🤖 AI Summary
Large language models (LLMs) are prone to memorizing and leaking sensitive information during training; existing unlearning methods predominantly rely on model fine-tuning, suffering from poor robustness and limited scalability. This paper proposes CURE, a training-free, dynamic knowledge unlearning framework that operates entirely at inference time. CURE employs retrieval-augmented detection to identify potential leakage triggers, then applies a lightweight corrector and conditional rewriting mechanism to detect and safely rewrite sensitive outputs in real time. Its core innovation lies in decoupling unlearning into a three-stage pipeline—retrieval, verification, and rewriting—enabling scalable, continuous unlearning under diverse and evolving requests. Experiments demonstrate that CURE significantly reduces both direct and indirect leakage rates compared to state-of-the-art baselines, while preserving generation quality and general-purpose model capabilities.
📝 Abstract
Language models trained on web-scale corpora risk memorizing and exposing sensitive information, prompting the need for effective machine unlearning.

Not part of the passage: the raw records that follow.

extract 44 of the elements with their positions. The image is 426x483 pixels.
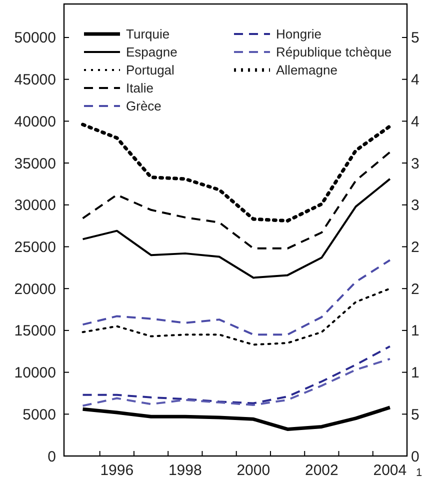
text: 4 (411, 72, 420, 89)
y-tick-label: 20000 (14, 280, 56, 298)
y-tick-label: 5000 (22, 406, 56, 424)
legend-label: Allemagne (276, 62, 338, 78)
legend-label: Portugal (126, 62, 175, 78)
text: 5 (411, 406, 420, 424)
line-series (82, 288, 391, 346)
y-tick-label: 50000 (14, 30, 56, 47)
line-series (82, 259, 391, 336)
line-series (82, 345, 391, 404)
y-tick-label: 35000 (14, 155, 56, 172)
y-tick-label: 30000 (14, 197, 56, 214)
legend-label: Turquie (126, 26, 170, 42)
legend-label: Hongrie (276, 26, 322, 42)
legend-label: Italie (126, 80, 154, 96)
y-tick-label: 15000 (14, 322, 56, 340)
text: 0 (411, 448, 420, 466)
line-series (81, 406, 392, 431)
x-tick-label: 2002 (304, 462, 338, 479)
text: 3 (411, 197, 420, 214)
y-tick-label: 10000 (14, 364, 56, 382)
text: 4 (411, 113, 420, 130)
x-tick-label: 2000 (236, 462, 270, 479)
text: 1 (411, 322, 420, 340)
legend-label: Espagne (126, 44, 178, 60)
text: 2 (411, 280, 420, 298)
text: 3 (411, 155, 420, 172)
x-tick-label: 1996 (100, 462, 134, 479)
text: 2 (411, 238, 420, 256)
text: 1 (411, 364, 420, 382)
text: 5 (411, 30, 420, 47)
y-tick-label: 25000 (14, 238, 56, 256)
x-tick-label: 2004 (373, 462, 407, 479)
line-series (81, 122, 392, 223)
legend-label: République tchèque (276, 44, 392, 60)
y-tick-label: 0 (48, 448, 56, 466)
x-tick-label: 1998 (168, 462, 202, 479)
legend-label: Grèce (126, 98, 162, 114)
line-series (82, 358, 391, 407)
y-tick-label: 40000 (14, 113, 56, 130)
y-tick-label: 45000 (14, 72, 56, 89)
line-series (82, 151, 391, 250)
line-series (82, 178, 391, 279)
text: 1 (416, 467, 422, 479)
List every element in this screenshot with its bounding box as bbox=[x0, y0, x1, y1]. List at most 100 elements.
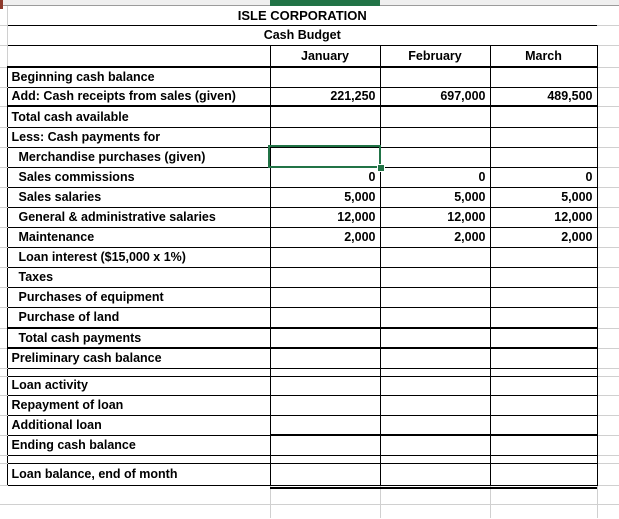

Prior methods mainly focus on input queries to suppress sensitive outputs, yet this often fails to eliminate the underlying knowledge and limits scalability. To address this, we propose Corrective Unlearning with Retrieved Exclusions (CURE), a novel unlearning framework that verifies model outputs for leakage and revises them into safe responses. Specifically, CURE employs a lightweight corrector that is applied to the original model to verify whether outputs contain target knowledge and to rewrite them if any leakage is detected. To efficiently handle large-scale unlearning requests, CURE retrieves unlearning targets that are relevant to the initial response and provides them as in-context references to the corrector for detection and conditional revision. By leveraging this retrieval augmentation, the corrector can adapt to new unlearning requests without additional training. Extensive evaluations demonstrate that CURE substantially reduces information leakage, even from indirect queries where prior works fall short, while maintaining response quality and general utility. Moreover, it demonstrates robustness under continual unlearning scenarios, making it practical for real-world applications.